Indian-origin games and toys also give deep insights into the country’s culture. They inform us of regional lifestyles and the importance given to aesthetics, local crafts, all of which went in designing the physical form of the game – the play board, components, dice, dolls and figurines etc. The “boards” were made with wood carving, embroidered on silk or other textiles, and adorned with paintings styles from the region. One can also find games etched on temple floors and walls as well. Similarly, the making of dolls and figurines, tell us about the various crafts of the country that have been practiced by artisanal communities for generations. For instance, in Nutangram, a few hours away from Mayapur in West Bengal, the art of making Gour-Nitai dolls–representing Sri Chaitanya Mahaprabhu and Prabhu Nityananda, with their outstretched hands–was introduced in the 15th or 16th century and has been continuing since then. Krida Patram, a card game (perhaps the first-ever to be played), also had depictions from Mahabharata, Ramayana and the Dasavatara, intricately painted on cloth, shells etc in local art styles. The game traveled from India to Persia and even Nepal, and later became popular as Ganjifa. While in today’s time, Ganijfa cards are made of various easily available materials, apart from cloth, they continue to be decorated in local art styles. In this sense, games and the play-act, have been instrumental in promoting and preserving artisanal skills on one hand and imparting folklores, history and spiritual learnings on the other.

Moreover, the Indic tradition of games was also reflective of the centrality accorded to science, strategic thinking and value-based learning in the social culture. Chess originated in the 6th century, a time of great discoveries in the field of mathematics and other sciences. Carrom, another game, believed to be of Indian origin sharpens the understanding of geometry and angles. Similarly, Pachisi, Chaturanga or Lau Kata Kati, some of the earliest strategy games, introduced various elements of war such as formations, warrior moves, developing wit and taking risks. On the other hand, there were games like Mokshapatanam (reduced to present-day Snakes and Ladders) that taught about living a virtuous life, or Aadu Pulli Attam, commonly known as Goat and the Tiger, that highlighted the spirit of teamwork. Another important aspect was the ability of Indic-games to communicate about deeper realities of life. Perhaps the act of play within the confines of the board was a way of informing about the limited space and availability of resources at a person’s disposal; the more or less fixed duration or moves in a play conveyed the importance of taking calibrated actions, and the dice reminded of the randomness or uncertainty that prevails even in the most calculated situations, so one needs to be prepared for whatever comes in the way.

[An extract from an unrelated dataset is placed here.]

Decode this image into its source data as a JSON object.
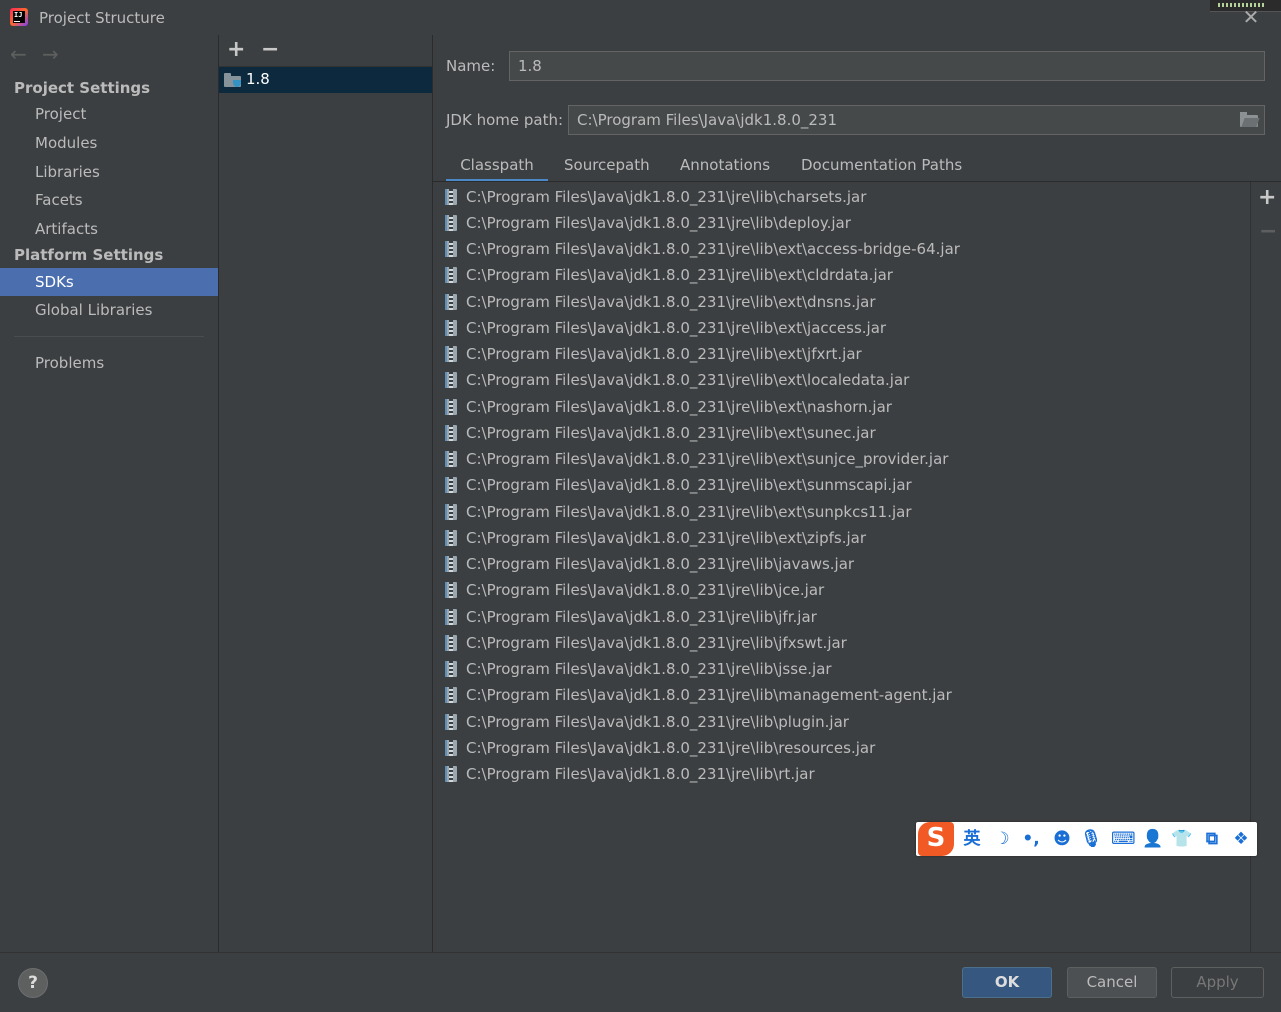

While Indian-origin games are deeply rooted in the country’s cultural ethos and values, they also hold universal relevance and are of course a great source of recreation. For this reason, the games have traveled far and wide from India to Southeast Asia, Africa, Persia and from there to Europe and to the rest of the world. While some of these games–Ludo, Snakes and Ladders and Chess–continue to remain popular, although devoid of their learnings, many other games have ceased to exist. Reviving Indic-games will not only add an innovative and cognitive dimension to learning but will also support in sustaining crafts forms of the country. In this direction, it becomes important to think of innovation, prototyping and increasing the online as well as the offline presence of these games. More crucially, India should claim intellectual property of these games, before they are taken away from this land completely, re-packaged and brought back in reduced forms. The India Toy Fair and Toycathon 2021 are welcome initiatives in this direction, that could pave the way for India’s toy sector to grow, and eventually lead to a resurgence of more meaningful, valuable and enriching activities of play finding a place in homes and schools once again.